The College Swimming and Diving Coaches Association of America (CSCAA) has unveiled the 2023 Individual Scholar All-America Team. The CSCAA honored a total of 2,290 swimmers and divers, broken down to 1,270 women and 1,020 men.
All of the Scholar All-Americans have achieved a minimum GPA of 3.50 in the spring semester. First-Team Scholar All-Americans are student-athletes who participated in their respective national championships, while Second-Teamers are swimmers or divers who have met the “B” time for the national championship or participated in a diving zone meet. Read more about the selection criteria here.
Nearly half (47%) of the Individual Scholar All-America team is pursuing a degree in STEM (Science, Technology, Engineering, and Math) related fields. The most popular major among the recipients is Business, followed by Biology, Psychology, Economics, Exercise Science and Mechanical Engineering.
When broken down by division, Division I schools came out with the top number of student-athletes recognized at 1,201. Division II had the next highest number of honorees with 356, while Division III tallied 561, and the NAIA and NJCAA combined for a total 172 honorees.
Virginia, the Division I champions on the women’s side, boasted a total of 18 honorees with 13 of them being recognized as First-Team selections. On the men’s side, Cal came in with ten honorees, 3 of them being honored as First-Teamers.
Overall, the Stanford had the largest number of recipients of all divisions for women with 24 total. Leading the men’s programs was Division III champions Emory, who had 30 student-athletes recognized as 2023 Scholar All-Americans.
You can view the complete list of honorees by school here.
Sincere congratulations to all of these scholar/athletes. The will to succeed is evident in what these young women and men achieve in community, classroom and pool. I am a fan of these amazing swimmers divers.
Scholars in the pool
GPA and excellence
Honored, they thrive
Only 4 syllables in the last line. You’ve gotta work on counting syllables, preferably not in the SwimSwam comments
I forgive you, because I know that most people lose their curiosity some time around age 10, and that’s often first presented in a lack of understanding of the deeper arts.
Have you ever wondered why Haikus, of all the forms of poetry, are the ones taught in American schools? It’s because it works in a lesson on syllable counting. This idea of a strict pattern of 17 syllables is really unique to American elementary schools, and is otherwise nowhere near as rigorous in Japan.
Remember that the haiku was developed in a different language, and so any translation of the form to English will result in a sort of misalignment. Poetry is unique to a language and styles of… Read more »
incredible that some cam balance the rigorous training and maintain above 3.5 and take at least 17-20 credits per semester
There’s not a lot of student athletes taking 17, never heard of someone with 20 as a D1 athlete.
Significant number of D3 athletes at top-tier regularly hitting 17+
Are you sure that’s the correct distinction for first team and second team? There are a lot of people on that list listed as “second team” that I know for a fact competed at their divisions national championship meet.
If you can give us specific examples, we can bring them up with the CSCAA, but yes, that’s the distinction that the CSCAA has declared.

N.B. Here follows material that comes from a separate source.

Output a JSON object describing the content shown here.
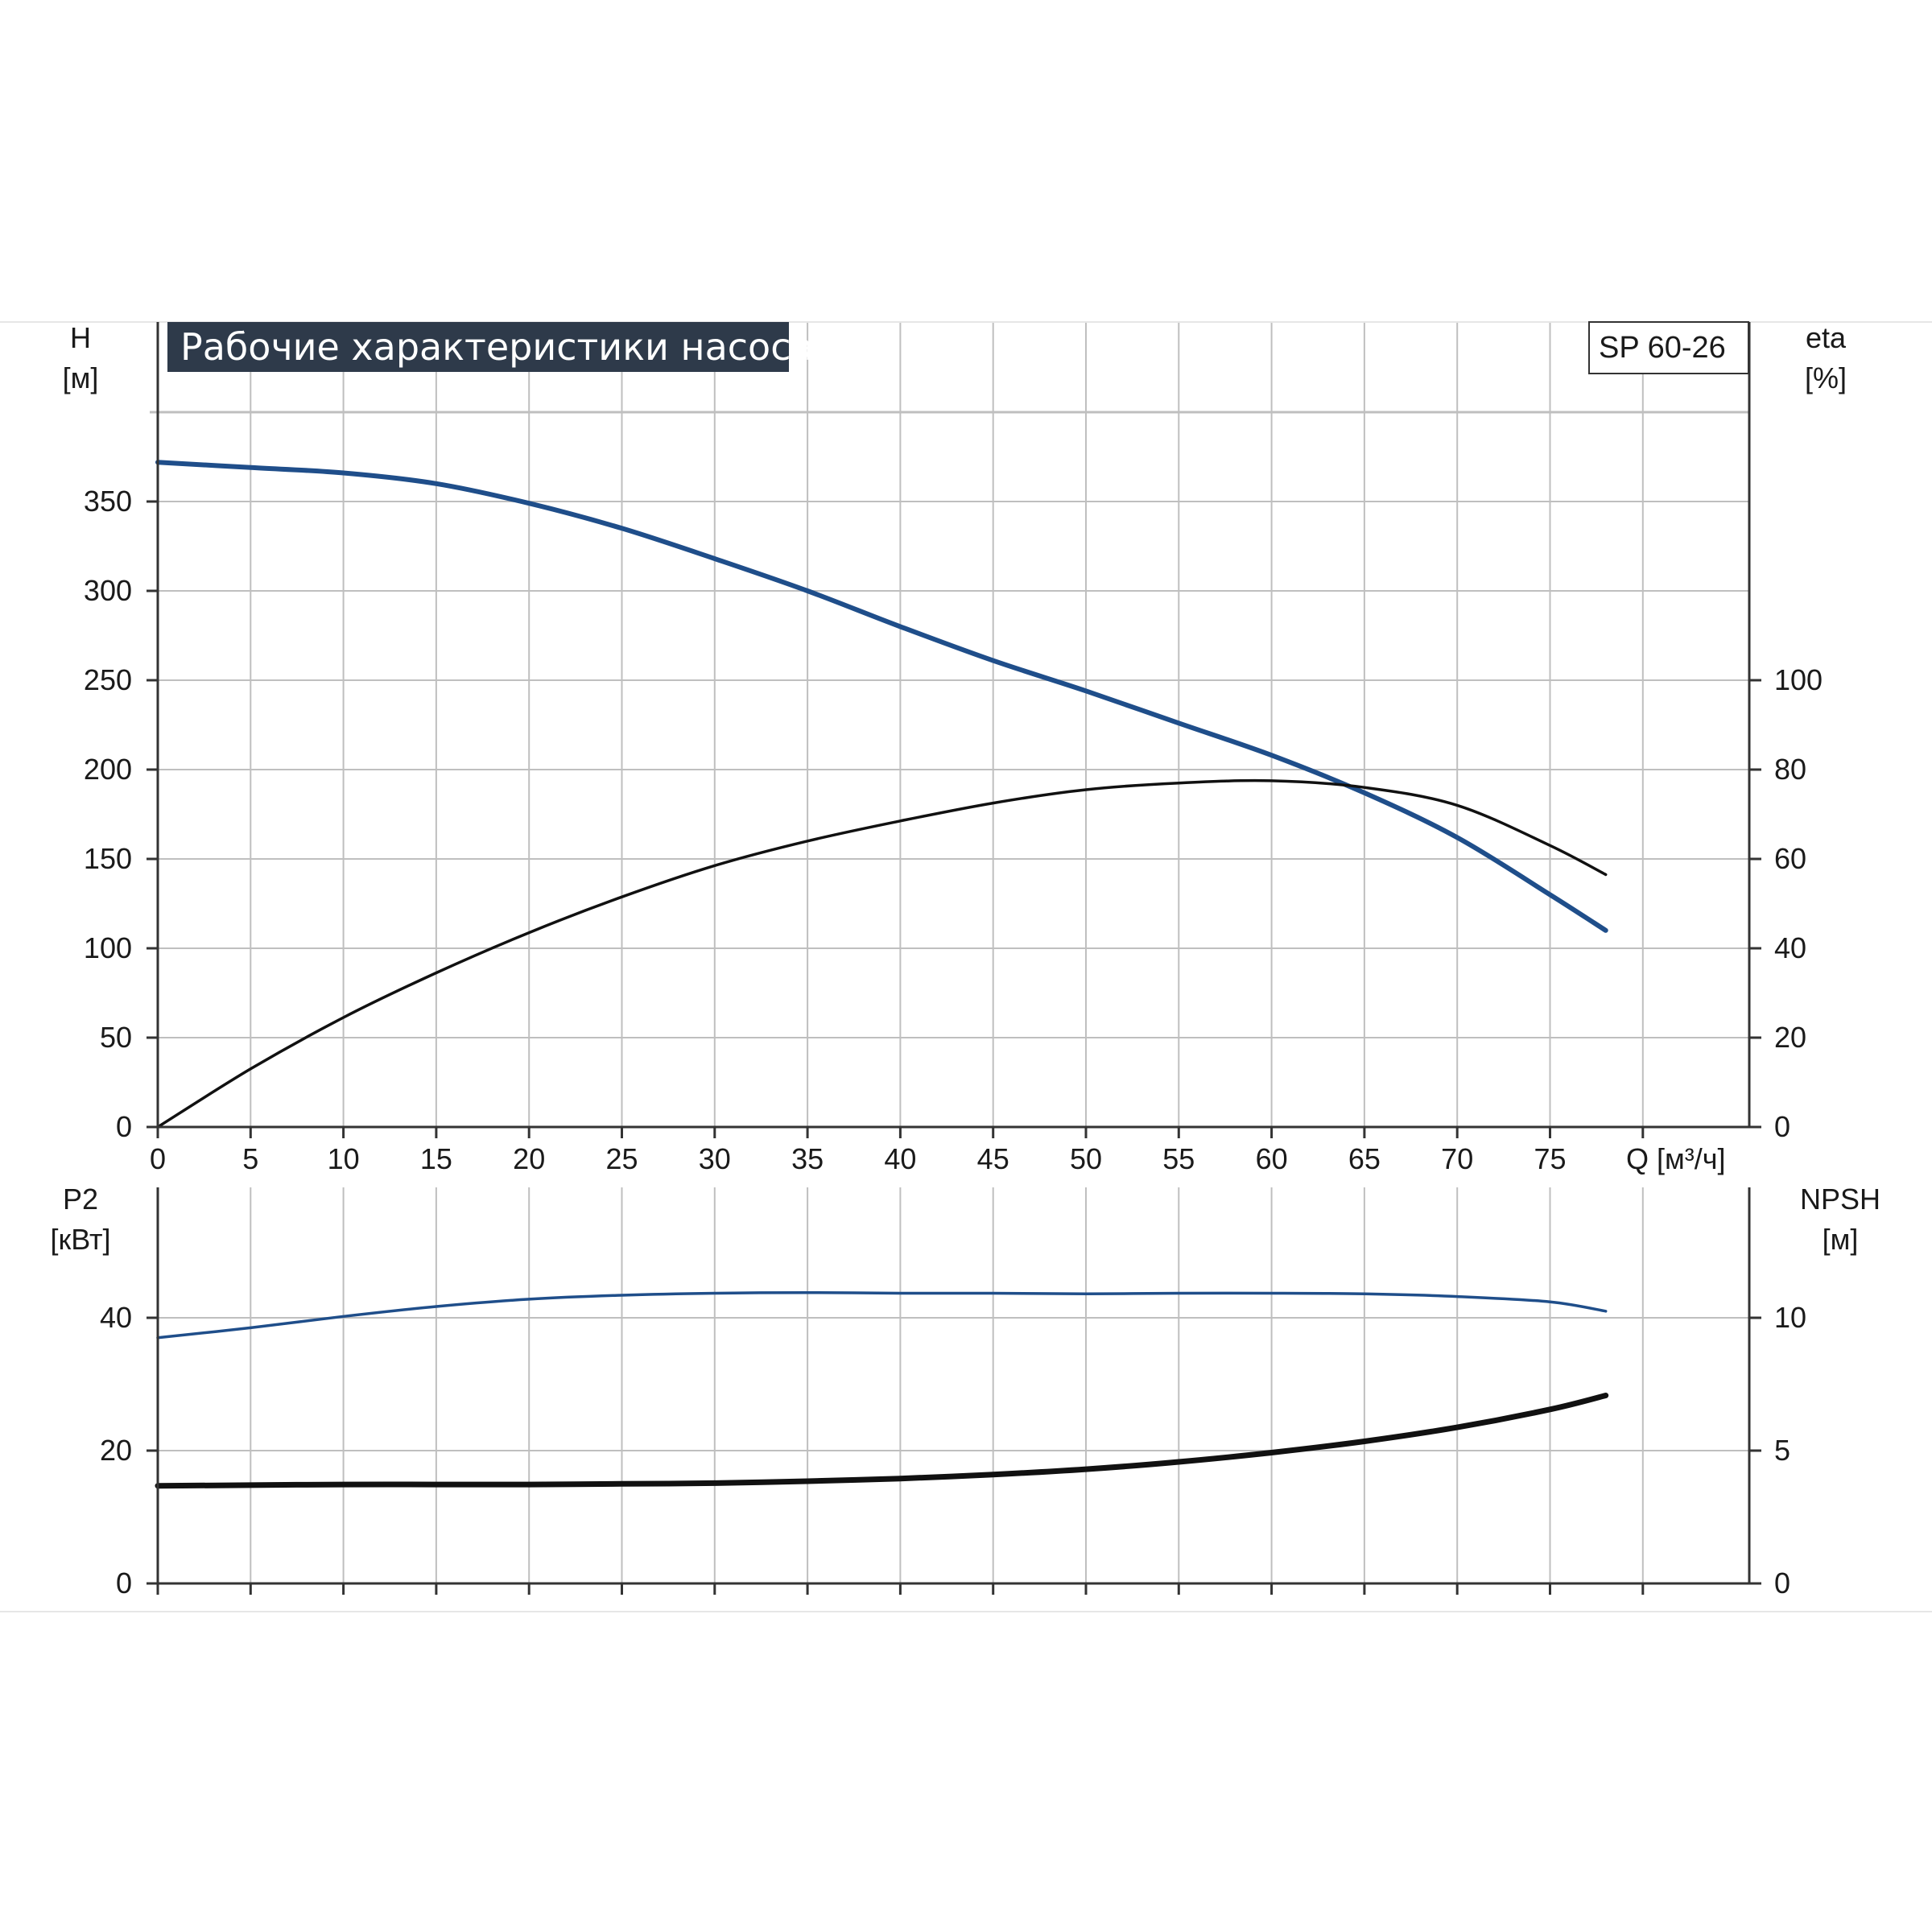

I can give you one: Wheaton (MA) women – all three listed competed at NCAAs (currently listed as 2nd team)
maybe their coach should do a better job? Not hard to type in names..
That’s not how the selection process worked this year. The CSCAA had a pre-prepared list of athletically eligible athletes. This is outside the control of a coach.
The list is littered with mistakes at all levels. The CSCAA has said they are working to correct the issues on their website.
Should make it qualified for their championship vs competed. Don’t penalize a good kid for being sick and not competing or having more than the limit on their team etc.
In the end always good to be recognized for hard work and a job well done.